Project Summary: Vascular smooth muscle cell (SMC) phenotypic modulation plays critical roles in the pathogenesis of vascular diseases. SRF (Serum Response Factor) is a critical transcription factor that plays a central role in regulating gene transcription in SMC phenotypic modulation by competitively binding with Myocardin (the key differentiation regulator) and other key transcription regulators such as Elk and NF-kB. Extensive studies have characterized the mechanisms of actin-Myocardin interaction in SRF-mediated transcription, yet surprisingly the question of whether actin directly targets SRF to modulate SMC differentiation and phenotypic modulation has not been addressed. Downregulation of actin cytoskeleton proteins including actin and SM22 (an actin binding protein) has long been recognized as a marker of SMC phenotypic modulation and was until now regarded as a consequence of SMC dedifferentiation. However, we have now accumulated compelling evidence suggesting that SM22 but not actin can target SRF to regulate its transcriptional activities. The goal of this project is to characterize the molecular mechanisms of SM22 in coordinatively regulating the transcription of a variety of genes involved in SMC modulation from contractile phenotype to pathogenic phenotypes. Based on our published work and exciting preliminary results, we hypothesize that SM22 regulates SMC phenotypes as a transcription cofactor to modulate the interplay of SRF and other key transcription regulators for SMC differentiation and dedifferentiation in the vessel wall. We will take the system biology approach using integrated molecular, cellular, genetic, and bioinformatics methods to test this hypothesis. The Specific Aims are (i) to determine the molecular mechanisms whereby SM22 regulates the function of SRF in SMC phenotypic modulation in cultured SMCs. (ii) to determine the roles of SM22 in the pathogenesis of vascular wall remodeling in response to vascular injury using knockout and transgenic mice generated in our lab. Successful completion of this project will likely validate a new paradigm whereby actin cytoskeleton proteins actively participate in regulating smooth muscle phenotypic modulation during the pathogenesis of vascular diseases. We expect that the proposed studies will have the positive impact of identifying cytoskeleton proteins as a new class of targets for future pharmaceutical intervention.
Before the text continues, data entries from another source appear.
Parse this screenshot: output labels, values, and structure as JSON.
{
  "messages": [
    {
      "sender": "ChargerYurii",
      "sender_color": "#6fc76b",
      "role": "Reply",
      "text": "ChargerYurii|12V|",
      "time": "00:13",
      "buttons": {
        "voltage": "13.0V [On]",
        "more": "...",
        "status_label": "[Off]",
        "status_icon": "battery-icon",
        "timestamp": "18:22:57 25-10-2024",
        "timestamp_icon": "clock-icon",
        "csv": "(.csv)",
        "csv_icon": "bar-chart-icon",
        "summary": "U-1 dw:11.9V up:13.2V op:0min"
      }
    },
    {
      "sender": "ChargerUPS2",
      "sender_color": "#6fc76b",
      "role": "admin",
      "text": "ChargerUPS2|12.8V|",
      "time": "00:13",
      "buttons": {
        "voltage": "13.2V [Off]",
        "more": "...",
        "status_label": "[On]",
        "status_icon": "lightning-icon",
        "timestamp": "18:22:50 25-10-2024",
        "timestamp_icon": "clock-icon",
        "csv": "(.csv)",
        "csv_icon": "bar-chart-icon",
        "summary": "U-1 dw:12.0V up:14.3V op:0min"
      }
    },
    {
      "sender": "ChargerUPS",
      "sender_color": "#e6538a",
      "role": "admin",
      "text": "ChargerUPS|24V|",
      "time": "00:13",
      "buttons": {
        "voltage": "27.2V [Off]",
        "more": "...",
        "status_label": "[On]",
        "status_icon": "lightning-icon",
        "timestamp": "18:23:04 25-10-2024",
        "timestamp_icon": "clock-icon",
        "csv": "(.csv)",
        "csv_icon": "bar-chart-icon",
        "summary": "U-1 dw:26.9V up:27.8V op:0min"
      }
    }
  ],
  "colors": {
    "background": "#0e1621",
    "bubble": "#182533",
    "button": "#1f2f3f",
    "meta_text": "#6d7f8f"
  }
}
项目摘要：血管平滑肌细胞(SMC)的表型调节在动脉粥样硬化中起关键作用。 血管疾病的发病机制。SRF(血清反应因子)是一种关键的转录因子，它发挥着 竞争结合在SMC表型调控基因转录中的中心作用 Myocardin(关键的分化调节因子)和其他关键的转录调节因子，如ELK和NF-kB。 广泛的研究已经表征了肌动蛋白-肌钙蛋白在SRF介导下的相互作用机制 转录，但令人惊讶的是，肌动蛋白是否直接针对SRF来调节SMC分化 而表型调控尚未得到解决。肌动蛋白细胞骨架蛋白的下调包括 肌动蛋白和SM22(一种肌动蛋白结合蛋白)长期以来一直被认为是SMC表型的标志 到目前为止，它被认为是SMC去分化的结果。然而，我们现在有 累积的令人信服的证据表明，SM22而不是肌动蛋白可以靶向SRF来调节其 转录活动。本项目的目标是研究SM22的分子机制。 协同调控多种参与SMC收缩调控的基因转录 从表型到致病表型。基于我们已发表的工作和令人振奋的初步结果，我们 假设SM22作为转录辅因子调节SMC表型以调节SRF的相互作用 以及管壁中SMC分化和去分化的其他关键转录调节因子。我们会 采用系统生物学方法，使用集成的分子、细胞、遗传和生物信息学方法 检验这一假设。其具体目的是：(1)确定SM22 调节SRF在培养的SMC表型调节中的作用。(Ii)确定以下人员的角色 SM22在血管损伤后血管壁重塑发病机制中的作用 本实验室培育的转基因小鼠。这个项目的成功完成很可能会验证一种新的范式 肌动蛋白细胞骨架蛋白积极参与调节平滑肌表型改变 在血管疾病的发病机制中。我们期望拟议的研究将产生积极的影响 将细胞骨架蛋白确定为未来药物干预的新靶点的影响。